In collaboration with the Center of Concern, the Agribusiness Action Initiative and the Asian Farmer’s Association, DAWN convened 18 activists working in rural areas and the agricultural sector for the capacity building workshop A Bottom-Up Approach to Righting Financial Regulation held last 5-6 December 2011 in the Philippines. The workshop spun off from an earlier initiative that produced the Kuala Lumpur Guidelines, which linked the issue of human rights with advocacy work on trade, investment, financial rules and regulation.
With increased understanding of the growth of private sector investment in agriculture and food systems in the region, principally in the Mekong sub-region, the workshop was largely attended by delegates from the Mekong sub-region with some representatives from Indonesia and the Philippines. The workshop primarily aimed to: 1) build the capacity of its participants to develop nation-wide financial and investment regulation proposals that facilitate human rights and development; 2) establish clear links between financial regulation and selected issues undertaken by human rights, grassroots and peasant/rural-based movements; and 3) identify global issues, such as transnational agribusiness firms, coaching participants on how to mobilize globally and launch effective advocacy strategies.

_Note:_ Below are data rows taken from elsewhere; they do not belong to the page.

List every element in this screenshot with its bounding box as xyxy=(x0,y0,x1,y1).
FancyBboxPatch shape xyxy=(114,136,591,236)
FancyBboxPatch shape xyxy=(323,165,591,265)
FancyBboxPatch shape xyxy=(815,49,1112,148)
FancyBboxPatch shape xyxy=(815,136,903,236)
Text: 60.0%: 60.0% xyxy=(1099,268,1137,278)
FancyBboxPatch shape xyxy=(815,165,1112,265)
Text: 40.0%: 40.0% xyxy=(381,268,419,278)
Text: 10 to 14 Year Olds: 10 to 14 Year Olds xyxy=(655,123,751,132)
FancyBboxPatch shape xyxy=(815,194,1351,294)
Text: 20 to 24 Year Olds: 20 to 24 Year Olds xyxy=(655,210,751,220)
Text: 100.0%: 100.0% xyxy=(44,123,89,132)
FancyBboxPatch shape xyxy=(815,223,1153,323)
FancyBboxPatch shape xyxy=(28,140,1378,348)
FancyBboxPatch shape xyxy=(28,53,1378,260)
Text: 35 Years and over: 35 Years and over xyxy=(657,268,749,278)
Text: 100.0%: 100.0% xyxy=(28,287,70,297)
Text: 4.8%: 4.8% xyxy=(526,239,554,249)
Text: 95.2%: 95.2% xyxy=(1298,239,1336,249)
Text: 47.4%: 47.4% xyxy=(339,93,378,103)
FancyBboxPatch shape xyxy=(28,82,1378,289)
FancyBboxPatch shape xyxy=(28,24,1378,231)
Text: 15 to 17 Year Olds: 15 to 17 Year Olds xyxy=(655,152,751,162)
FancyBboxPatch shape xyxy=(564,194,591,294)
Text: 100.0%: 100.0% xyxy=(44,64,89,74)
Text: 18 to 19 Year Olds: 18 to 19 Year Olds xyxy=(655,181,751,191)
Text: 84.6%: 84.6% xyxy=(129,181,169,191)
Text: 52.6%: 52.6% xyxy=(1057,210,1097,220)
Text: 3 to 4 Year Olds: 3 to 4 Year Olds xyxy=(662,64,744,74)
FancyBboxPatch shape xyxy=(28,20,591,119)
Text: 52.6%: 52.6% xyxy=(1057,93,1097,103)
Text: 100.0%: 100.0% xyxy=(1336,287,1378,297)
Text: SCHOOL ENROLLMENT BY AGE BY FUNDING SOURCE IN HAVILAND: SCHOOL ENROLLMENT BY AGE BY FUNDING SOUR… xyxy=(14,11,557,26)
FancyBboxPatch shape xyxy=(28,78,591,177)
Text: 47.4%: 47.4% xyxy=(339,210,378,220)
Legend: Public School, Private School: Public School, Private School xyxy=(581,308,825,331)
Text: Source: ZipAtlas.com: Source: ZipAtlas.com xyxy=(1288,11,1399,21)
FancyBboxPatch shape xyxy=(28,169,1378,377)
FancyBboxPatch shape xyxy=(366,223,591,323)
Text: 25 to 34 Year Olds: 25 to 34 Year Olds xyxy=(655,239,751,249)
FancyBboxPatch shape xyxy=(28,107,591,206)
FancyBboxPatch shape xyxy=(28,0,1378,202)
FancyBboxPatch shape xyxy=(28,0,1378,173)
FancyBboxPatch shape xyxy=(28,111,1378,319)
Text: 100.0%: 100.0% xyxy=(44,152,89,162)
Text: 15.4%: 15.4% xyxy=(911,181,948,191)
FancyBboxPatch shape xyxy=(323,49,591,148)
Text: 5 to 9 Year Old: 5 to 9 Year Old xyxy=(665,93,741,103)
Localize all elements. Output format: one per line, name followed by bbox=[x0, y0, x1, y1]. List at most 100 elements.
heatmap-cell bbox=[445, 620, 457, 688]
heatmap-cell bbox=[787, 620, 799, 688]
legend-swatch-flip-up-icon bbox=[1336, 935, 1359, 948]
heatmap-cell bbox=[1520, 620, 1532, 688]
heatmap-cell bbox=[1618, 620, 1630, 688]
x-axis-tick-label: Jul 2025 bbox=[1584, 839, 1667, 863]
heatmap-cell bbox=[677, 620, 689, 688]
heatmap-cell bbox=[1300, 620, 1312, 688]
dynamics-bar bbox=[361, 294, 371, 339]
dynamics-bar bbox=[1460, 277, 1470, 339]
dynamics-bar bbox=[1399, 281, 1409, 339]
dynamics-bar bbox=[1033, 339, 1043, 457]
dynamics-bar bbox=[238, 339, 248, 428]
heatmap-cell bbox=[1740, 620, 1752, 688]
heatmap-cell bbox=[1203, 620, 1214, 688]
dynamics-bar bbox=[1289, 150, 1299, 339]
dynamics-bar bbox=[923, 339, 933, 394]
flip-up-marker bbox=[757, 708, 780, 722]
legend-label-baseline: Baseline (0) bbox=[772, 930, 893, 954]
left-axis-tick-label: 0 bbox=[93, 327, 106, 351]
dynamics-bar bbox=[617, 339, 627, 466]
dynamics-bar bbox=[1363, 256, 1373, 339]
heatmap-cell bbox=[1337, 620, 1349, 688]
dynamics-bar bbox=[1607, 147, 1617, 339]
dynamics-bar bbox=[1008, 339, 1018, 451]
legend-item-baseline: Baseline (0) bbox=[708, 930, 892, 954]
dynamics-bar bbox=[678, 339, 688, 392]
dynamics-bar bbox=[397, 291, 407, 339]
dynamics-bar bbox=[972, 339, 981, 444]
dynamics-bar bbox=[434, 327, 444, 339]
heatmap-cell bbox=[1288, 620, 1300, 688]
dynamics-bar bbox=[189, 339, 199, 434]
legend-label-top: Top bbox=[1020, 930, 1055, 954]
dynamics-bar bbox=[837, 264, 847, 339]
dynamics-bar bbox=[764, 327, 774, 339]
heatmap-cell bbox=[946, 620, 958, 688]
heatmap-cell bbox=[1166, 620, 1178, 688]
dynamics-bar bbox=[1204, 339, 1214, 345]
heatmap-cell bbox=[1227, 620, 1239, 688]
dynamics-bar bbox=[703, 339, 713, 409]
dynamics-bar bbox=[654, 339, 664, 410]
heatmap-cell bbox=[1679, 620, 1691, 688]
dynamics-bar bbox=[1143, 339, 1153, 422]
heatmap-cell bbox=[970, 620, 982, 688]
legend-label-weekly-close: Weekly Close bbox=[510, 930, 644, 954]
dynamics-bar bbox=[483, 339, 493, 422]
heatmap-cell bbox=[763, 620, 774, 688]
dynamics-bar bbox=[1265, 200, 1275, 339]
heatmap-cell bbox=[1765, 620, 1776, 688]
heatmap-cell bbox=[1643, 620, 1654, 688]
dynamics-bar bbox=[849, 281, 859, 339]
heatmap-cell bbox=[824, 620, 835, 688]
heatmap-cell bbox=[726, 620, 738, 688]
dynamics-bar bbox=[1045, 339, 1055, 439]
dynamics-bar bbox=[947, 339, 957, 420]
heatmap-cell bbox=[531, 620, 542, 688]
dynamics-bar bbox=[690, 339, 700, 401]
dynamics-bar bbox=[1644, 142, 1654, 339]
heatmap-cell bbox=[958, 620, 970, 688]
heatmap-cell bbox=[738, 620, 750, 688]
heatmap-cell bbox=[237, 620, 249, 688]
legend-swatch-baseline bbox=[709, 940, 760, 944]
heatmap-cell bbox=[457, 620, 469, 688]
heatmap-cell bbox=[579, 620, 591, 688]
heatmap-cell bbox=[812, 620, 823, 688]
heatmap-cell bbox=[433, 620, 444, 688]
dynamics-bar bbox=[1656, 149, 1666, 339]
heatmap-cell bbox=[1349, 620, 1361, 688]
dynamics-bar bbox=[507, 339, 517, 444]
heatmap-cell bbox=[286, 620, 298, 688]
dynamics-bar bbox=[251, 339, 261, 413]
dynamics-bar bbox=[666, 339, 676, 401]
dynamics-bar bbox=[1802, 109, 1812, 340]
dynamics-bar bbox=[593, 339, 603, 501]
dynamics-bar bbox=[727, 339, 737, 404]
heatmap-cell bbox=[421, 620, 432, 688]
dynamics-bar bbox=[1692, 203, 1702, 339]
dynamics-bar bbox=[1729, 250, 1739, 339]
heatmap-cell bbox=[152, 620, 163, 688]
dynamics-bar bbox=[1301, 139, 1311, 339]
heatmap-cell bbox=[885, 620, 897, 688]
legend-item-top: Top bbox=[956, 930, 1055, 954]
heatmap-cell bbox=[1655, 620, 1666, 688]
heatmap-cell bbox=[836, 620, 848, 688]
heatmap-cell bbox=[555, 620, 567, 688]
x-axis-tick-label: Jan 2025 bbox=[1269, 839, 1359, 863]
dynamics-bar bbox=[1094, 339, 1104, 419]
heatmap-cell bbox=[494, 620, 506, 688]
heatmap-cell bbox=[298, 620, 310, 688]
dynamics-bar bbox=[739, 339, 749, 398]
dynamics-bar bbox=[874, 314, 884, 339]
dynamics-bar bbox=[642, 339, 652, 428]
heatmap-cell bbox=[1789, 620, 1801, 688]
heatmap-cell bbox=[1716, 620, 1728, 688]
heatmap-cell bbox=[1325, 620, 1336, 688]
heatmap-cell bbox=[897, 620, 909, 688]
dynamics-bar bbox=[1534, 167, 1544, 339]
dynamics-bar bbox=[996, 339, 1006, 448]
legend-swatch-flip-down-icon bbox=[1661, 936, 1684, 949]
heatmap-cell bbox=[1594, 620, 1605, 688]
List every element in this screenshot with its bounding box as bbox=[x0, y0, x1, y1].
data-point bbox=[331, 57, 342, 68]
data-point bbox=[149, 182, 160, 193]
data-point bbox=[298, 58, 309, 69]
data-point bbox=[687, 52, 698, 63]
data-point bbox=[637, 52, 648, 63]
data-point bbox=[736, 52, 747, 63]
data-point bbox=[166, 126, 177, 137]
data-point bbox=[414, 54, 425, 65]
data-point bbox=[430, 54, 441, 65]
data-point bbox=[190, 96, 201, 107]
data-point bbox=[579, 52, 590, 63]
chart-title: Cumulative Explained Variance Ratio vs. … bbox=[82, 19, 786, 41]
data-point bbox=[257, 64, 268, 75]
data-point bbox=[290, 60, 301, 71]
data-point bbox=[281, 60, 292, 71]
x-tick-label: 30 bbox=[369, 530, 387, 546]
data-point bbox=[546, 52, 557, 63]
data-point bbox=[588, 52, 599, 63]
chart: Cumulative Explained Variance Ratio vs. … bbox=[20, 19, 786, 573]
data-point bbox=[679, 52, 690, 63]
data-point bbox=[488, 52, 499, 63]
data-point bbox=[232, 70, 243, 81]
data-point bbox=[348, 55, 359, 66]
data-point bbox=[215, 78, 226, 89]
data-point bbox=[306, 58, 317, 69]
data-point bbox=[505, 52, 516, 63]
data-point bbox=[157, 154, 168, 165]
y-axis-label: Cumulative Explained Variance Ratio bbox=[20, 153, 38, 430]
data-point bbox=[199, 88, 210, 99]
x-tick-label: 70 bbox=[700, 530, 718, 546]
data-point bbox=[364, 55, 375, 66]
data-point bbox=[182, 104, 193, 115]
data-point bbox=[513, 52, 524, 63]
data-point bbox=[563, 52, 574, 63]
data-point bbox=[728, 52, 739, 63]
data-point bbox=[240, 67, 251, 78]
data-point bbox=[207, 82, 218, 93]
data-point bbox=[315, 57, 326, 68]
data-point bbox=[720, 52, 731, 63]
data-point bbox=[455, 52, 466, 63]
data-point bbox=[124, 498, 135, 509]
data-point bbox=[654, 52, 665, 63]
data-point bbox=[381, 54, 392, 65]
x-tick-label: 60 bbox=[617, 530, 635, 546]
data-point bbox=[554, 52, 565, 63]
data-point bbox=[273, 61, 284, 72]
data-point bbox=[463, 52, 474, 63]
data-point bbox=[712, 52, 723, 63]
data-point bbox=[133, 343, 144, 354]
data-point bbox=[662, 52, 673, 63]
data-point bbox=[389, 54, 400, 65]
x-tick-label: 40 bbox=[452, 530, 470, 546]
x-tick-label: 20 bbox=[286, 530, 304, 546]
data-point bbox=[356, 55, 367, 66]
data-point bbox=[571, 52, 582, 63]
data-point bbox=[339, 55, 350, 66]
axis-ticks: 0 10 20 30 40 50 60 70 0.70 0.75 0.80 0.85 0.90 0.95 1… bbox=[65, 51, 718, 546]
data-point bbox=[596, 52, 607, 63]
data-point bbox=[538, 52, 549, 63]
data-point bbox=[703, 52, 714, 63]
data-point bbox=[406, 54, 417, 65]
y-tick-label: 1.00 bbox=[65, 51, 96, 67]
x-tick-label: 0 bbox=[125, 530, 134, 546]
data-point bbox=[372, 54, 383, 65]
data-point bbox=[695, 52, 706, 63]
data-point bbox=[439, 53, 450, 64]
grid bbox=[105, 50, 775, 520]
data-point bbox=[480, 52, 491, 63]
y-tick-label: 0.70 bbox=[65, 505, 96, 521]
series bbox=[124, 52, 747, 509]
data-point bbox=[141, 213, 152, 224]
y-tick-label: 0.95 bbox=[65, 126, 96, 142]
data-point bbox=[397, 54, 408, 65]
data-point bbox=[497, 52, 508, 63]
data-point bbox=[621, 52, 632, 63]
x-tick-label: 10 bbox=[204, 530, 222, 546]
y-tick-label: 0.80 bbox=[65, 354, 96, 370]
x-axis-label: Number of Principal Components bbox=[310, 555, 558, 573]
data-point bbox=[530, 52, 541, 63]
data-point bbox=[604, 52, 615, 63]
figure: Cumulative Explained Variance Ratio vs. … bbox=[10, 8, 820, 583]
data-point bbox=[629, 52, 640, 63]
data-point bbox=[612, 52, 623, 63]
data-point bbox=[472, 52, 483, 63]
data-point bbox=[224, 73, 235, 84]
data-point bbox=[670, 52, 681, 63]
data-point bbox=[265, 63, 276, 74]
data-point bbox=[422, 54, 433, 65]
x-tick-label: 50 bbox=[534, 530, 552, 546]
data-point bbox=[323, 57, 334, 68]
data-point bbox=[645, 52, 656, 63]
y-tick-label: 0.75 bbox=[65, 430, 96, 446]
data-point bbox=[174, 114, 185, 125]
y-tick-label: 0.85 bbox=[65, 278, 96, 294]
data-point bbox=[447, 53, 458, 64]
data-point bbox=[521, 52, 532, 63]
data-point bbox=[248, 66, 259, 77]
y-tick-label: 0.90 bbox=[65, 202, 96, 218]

The workshop represented a first step in generating Asia-wide conversations around the linkage of financial regulation and human rights. The workshop resulted in the collective identification of urgent themes for research and global advocacy building. These are:
1) Financing for production and the plight of farmers in the real economy
· conduct a region-wide mapping of the impacts of financial regulation on both women and men farmers;
· understand the financial regulation framework for the region as designed by the ASEAN; and
· organize institutional capacity building trainings and workshops on financial regulation for CSOs.
2) Food price speculation and the farmer in the real economy
· strengthen women and men farmer cooperatives and eliminate the need for brokers;
· support capacity building initiatives for women and men farmers; and
· make loan available for women and men farmers to facilitate their (financial) capacity, and boost the farming sector as a whole.
3) Public finance and budgeting for agriculture
· in Lao PDR, obtain funding for water conservation activities in partnership with the community to establish seed and domestic animal banking system and reforestation;
· provide regular orientation programs to poor farmers (women and men) on government programs and services;
· enhance existing government mechanisms that promote CSO participation; and
· provide a platform for sharing best practices on sustainable agricultural practices, linking small farmers to the market, enhancing the value chain, and integrating human rights in government agri- programs and services.
Note: This statement is also part of the DAWN Informs January 2012 Issue.